Paradox #7. Church growth is both a blessing and a curse.  The blessings of new members and expanding budgets are an obvious attraction to every congregation, but what about the inevitable strain on facilities and resources, and the crushing workload for staff and volunteers?  New members place new demands on ministries and additional responsibilities on burnout-prone leaders.  Growth always comes at a cost.  “For which one of you, when he wants to build a tower, does not first sit down and calculate the cost, to see if he has enough to complete it?”  (Luke 14:28)

Paradox #8. Ironically, churches are most vulnerable to conflict and contention precisely when they are grown fastest.  You’d think the growing congregation would bask in a fair weather climate of harmony and cooperation, but then reality sets in: overtaxed resources, indebtedness, ministry turf builders, and ambivalent congregation members worried about breaking up “that old gang of mine” in Sunday school.  The better things are going in a successful, dynamic church, the greater the expectations of its staff and members to the extent these expectations are realistic, tensions rise.  In mushrooming churches, Job-like patience is often in short supply.

Paradox #9. Church growth is not always real growth, nor is it always good for churches.  What passes for growth in some churches is actually nothing more than membership transfer.  One church’s --growth” is another congregation’s membership loss.  God’s kingdom hasn’t grown.  Genuine church growth entails more than a change of address.  There are many good reasons for membership transfer, but church growth isn’t be among them.

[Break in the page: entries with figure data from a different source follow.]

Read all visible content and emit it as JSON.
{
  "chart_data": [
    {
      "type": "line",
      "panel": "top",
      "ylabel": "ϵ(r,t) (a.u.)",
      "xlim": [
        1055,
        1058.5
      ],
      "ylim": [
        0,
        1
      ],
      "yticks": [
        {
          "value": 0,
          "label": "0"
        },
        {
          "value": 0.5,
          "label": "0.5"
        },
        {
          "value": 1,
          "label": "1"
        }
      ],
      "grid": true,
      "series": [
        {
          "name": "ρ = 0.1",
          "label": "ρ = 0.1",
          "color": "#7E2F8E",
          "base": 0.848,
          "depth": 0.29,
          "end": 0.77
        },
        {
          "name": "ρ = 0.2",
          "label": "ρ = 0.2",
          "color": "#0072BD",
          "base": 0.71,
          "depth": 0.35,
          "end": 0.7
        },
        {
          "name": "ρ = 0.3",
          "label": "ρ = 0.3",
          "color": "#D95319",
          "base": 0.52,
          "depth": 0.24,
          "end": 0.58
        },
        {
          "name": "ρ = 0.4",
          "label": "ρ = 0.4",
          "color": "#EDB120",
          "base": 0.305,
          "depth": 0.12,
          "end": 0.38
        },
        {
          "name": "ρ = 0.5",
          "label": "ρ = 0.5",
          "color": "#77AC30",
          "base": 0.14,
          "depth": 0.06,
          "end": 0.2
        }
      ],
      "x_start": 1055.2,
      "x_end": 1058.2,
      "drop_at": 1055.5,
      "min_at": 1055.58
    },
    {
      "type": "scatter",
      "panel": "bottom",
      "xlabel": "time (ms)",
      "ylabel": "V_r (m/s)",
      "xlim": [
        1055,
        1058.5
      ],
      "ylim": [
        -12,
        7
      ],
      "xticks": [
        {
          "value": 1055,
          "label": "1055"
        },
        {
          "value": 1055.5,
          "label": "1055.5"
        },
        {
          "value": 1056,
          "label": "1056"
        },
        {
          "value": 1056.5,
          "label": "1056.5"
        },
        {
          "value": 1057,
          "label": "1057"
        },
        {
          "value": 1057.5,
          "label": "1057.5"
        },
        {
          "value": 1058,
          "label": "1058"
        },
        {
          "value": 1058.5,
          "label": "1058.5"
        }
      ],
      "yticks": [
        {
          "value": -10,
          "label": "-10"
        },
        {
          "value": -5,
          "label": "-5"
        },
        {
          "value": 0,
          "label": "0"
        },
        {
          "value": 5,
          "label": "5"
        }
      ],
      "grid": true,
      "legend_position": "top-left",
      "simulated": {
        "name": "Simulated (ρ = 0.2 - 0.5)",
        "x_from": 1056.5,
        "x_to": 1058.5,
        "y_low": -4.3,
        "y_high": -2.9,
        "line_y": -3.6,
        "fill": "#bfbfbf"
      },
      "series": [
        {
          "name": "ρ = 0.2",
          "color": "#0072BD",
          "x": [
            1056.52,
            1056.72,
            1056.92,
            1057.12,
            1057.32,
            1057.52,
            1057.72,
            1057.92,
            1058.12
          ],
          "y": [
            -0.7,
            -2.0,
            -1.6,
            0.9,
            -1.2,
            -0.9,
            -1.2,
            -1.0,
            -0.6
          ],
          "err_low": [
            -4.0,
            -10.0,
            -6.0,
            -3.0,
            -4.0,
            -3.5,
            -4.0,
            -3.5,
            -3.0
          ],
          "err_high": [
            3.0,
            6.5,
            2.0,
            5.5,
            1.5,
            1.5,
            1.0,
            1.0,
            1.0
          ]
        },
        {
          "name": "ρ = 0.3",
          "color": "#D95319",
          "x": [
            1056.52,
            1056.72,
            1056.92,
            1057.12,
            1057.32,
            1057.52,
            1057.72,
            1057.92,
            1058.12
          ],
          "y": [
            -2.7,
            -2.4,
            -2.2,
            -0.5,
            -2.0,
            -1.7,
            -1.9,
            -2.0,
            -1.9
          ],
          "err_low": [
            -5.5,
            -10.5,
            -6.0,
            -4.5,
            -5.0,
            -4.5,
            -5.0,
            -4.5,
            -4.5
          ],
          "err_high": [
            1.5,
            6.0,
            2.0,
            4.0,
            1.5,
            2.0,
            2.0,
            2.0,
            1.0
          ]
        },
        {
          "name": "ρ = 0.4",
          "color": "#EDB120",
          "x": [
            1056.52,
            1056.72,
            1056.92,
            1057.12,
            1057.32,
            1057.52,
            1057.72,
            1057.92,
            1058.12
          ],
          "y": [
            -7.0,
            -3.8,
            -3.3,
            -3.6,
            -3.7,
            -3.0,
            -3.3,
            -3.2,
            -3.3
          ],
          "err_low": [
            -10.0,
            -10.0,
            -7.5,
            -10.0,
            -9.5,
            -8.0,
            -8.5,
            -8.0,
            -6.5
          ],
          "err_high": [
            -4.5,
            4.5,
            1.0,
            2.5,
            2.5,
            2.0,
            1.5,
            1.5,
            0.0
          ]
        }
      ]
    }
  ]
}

Paradox #10. Most growing churches don’t really know why they’re growing.  Is it due to their great facilities?  If so, why do many churches lacking fine facilities grow?  If growth is attributed to dynamic preaching, then why do so many churches with “average” pastors grow?

Despite our desire to turn church growth into a science, it defies formula it’s too complex, too subtle, too paradoxical.  And that’s exactly the way God wants it so we have to depend on Him for the welfare of our local church: to know the love of Christ which surpasses knowledge, that you may be filled up to all the fullness of God” (Ephesians 3:19).